My home has admittedly BAD wiring (open grounds in every outlet, exposed romex runs that would never pass inspection, etc). I also have wall2wall carpeting in my audio loft. The static shock issues I had here were comical. Every combination of people, cats, and metal were zapping each other. And often you could zap 2 or 3 times in succession. I even got small zaps from glass and wood. I didn't have anything to discharge against before touching my stereo so I would opt to touch something that was turned off, yet it made no difference. Every time I zapped my stereo my DAC would momentarily drop it's S/PDIF connection. Basically anything I touched (on or off) that ultimately plugged into [what I'd later determine to be] this one offending outlet would interrupt my music. I tried wiring a metal table to the baseboard heater for discharging, and even though I'd get a zap out of it, my stereo would zap me all the same. I then discovered if I discharged against the amp (which I had on a dedicated air conditioner line) this zap wouldn't reach my DAC, which was good. On a hunch I decided to move my electronics (and the Tripplite power conditioner they plug into) to a different outlet on the other side of the floor using an extension cord (though leaving the amp on the AC line). That eliminated my static issue all together.

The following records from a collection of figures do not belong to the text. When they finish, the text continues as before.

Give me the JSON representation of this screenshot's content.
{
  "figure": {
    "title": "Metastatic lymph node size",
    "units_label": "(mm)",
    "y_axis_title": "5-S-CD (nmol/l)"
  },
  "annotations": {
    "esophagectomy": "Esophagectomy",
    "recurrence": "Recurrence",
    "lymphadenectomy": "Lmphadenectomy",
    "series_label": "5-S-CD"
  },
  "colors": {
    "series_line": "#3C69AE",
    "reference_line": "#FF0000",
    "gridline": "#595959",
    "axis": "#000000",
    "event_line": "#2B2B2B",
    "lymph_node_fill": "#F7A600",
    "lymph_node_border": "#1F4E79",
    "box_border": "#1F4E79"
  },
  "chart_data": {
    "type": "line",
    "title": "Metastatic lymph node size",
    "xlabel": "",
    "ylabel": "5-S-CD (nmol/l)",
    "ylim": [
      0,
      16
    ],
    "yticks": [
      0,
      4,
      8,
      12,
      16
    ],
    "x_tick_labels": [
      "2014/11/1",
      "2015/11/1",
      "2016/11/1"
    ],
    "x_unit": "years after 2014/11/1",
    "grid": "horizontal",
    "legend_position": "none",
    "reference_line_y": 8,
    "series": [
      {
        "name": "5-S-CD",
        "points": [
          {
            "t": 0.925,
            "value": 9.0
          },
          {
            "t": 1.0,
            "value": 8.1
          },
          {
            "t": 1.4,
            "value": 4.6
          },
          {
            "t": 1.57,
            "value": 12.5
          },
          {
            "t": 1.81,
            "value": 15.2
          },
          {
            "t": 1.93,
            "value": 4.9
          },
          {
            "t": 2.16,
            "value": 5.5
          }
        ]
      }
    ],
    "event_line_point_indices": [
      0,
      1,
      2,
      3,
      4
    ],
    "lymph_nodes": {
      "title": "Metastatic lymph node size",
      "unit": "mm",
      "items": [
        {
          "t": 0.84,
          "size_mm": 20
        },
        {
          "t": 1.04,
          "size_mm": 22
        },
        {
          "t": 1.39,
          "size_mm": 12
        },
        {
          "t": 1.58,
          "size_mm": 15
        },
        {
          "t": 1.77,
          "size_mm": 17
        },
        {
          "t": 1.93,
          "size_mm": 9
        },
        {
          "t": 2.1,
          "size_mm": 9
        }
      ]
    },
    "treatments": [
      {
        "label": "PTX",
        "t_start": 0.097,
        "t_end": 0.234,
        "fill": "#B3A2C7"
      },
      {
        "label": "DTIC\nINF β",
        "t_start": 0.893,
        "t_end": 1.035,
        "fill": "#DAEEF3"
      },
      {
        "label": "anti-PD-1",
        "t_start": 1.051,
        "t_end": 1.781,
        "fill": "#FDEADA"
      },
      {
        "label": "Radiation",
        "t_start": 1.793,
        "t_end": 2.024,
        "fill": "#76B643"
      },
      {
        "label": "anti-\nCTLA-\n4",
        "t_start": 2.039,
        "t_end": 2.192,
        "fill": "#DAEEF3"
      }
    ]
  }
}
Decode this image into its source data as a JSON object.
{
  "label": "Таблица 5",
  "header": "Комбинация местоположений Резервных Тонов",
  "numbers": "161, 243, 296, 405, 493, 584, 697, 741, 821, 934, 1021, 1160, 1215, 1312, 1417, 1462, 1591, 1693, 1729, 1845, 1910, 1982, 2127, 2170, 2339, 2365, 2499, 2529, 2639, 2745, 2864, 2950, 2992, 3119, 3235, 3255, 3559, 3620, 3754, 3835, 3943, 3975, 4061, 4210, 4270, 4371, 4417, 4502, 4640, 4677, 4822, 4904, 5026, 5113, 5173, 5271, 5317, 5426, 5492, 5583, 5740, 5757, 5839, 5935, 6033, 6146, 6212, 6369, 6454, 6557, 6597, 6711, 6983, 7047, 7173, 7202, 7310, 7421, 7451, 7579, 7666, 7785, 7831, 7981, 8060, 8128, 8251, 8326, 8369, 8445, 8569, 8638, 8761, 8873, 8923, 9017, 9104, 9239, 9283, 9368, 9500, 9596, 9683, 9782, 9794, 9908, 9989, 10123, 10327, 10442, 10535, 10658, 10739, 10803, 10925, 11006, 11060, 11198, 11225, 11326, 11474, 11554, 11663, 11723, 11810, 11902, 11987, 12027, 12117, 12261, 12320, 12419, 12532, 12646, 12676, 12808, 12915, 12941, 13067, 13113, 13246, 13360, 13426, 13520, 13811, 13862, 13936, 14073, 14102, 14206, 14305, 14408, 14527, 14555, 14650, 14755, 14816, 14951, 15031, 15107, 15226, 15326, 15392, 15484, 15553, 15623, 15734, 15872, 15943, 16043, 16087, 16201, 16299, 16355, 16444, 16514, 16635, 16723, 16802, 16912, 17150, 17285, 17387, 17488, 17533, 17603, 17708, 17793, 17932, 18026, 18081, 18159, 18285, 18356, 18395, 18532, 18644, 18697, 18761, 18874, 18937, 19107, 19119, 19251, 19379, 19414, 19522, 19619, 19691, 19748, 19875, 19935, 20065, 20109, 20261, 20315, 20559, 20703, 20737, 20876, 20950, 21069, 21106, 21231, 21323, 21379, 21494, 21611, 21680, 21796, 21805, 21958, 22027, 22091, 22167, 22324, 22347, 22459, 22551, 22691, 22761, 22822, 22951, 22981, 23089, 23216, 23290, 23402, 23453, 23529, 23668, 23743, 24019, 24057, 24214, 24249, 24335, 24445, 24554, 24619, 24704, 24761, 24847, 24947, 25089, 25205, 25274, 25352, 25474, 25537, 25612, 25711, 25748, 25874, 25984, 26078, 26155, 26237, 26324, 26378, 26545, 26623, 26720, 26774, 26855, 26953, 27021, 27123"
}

I live north of Boston, and I noticed that static has significantly lessened in my room over the past month or so. The air dryness in the winter time generates a significant amount of static and I find that I have to discharge myself on my power conditioner housing if I don't want to cause a "zap" every time I adjust the volume on my Conrad Johnson PV12. Now that the temperature is warmer I have not had to many of those, although I still go through the extra step of discharging any possible electric charge prior to touching my components.